Камни Флоренции - Маккарти Мэри - Страница 25
- Предыдущая
- 25/46
- Следующая
По сути дела, флорентийцы придумали Возрождение, а значит, придумали современный мир — разумеется, отнюдь не идеальный. Флоренция стала поворотным пунктом, и сегодня особенно вдумчивых гостей этого города зачастую охватывает ощущение того, что здесь, где-то между Джотто и Микеланджело, произошла чудовищная ошибка, ошибка, в основе которой лежит безграничное могущество и мегаломания, или непомерно разросшееся человеческое «эго». При желании, его нетрудно заметить, стоит только взглянуть на имена мастеров, собственноручно выбитые ими на стенах дворцов Питти или Строцци, этих потрясающих сооружений из ощетинившегося тяжелого камня, или встретить холодный, надменный взгляд микеланджеловского «Давида», вл к эбленного в собственную силу’ и красоту. С ощущением того, что именно во Флоренции совершился первородный грех или произошла чудовищная ошибка, было трудно смириться вплоть до окончания последней мировой войны, когда столь многое подверглось уничтожению по вине властей и технического прогресса. «В этом твоя вина», — с грустным упреком пробормотал один флорентиец, войдя в зал Микеланджело в Барджелло, когда его, наконец, открыли для посетителей. Кампанила Джотто, напротив, казалась ни в чем не виноватой.

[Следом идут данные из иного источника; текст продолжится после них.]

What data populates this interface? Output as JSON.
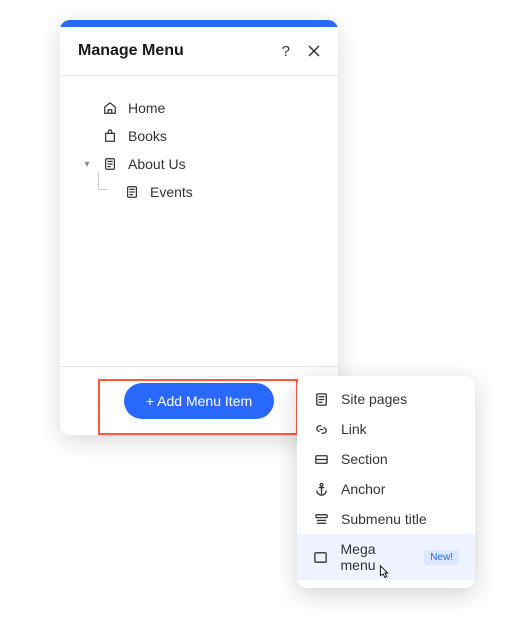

Однако современный мир в своей тяге к изобретательству не мог остановиться ни на кампаниле Джотто, ни на «Святом Георгии» Донателло, ни на капелле Пацци, ни на «Троице» Мазаччо. Флорентийцы придали искусству динамичность, то есть сделали неотъемлемой его частью постоянный процесс ускорения, нарастания, а это привело к тому, что вокруг него многое стало устаревать; то же самое происходит, когда в промышленное производство внедряются новые методы. Последнее слово на протяжении всей эпохи Возрождения неизменно оставалось за Флоренцией. Когда в 1423 году Козимо Старший отправился в изгнание в Венецию вместе со своим придворным архитектором Микелоццо и свитой, состоявшей из художников и ученых, и его с почетом поселили на острове Сан Джорджо в Лагуне, венецианцы пришли в изумление при виде столь просвещенных людей; позже, во времена Джорджоне, они испытали такое же изумление, когда к ним приехал Леонардо. Римляне, наблюдая за двумя молодыми флорентийцами, Брунеллески и Донателло, руководившими раскопками на развалинах древних храмов и терм, решили, что те ищут зарытые сокровища, золото и драгоценные камни, а измерения, коими занимались эти молодые люди в потрепанной одежде, лишь укрепляли их подозрения; люди считали, что они занимаются геомантией, то есть гаданиями с помощью линий и фигур, чтобы найти место, где спрятаны богатства. Спустя сто лет сами римляне, усвоив уроки «охотников за сокровищами», откопали «Лаокоона».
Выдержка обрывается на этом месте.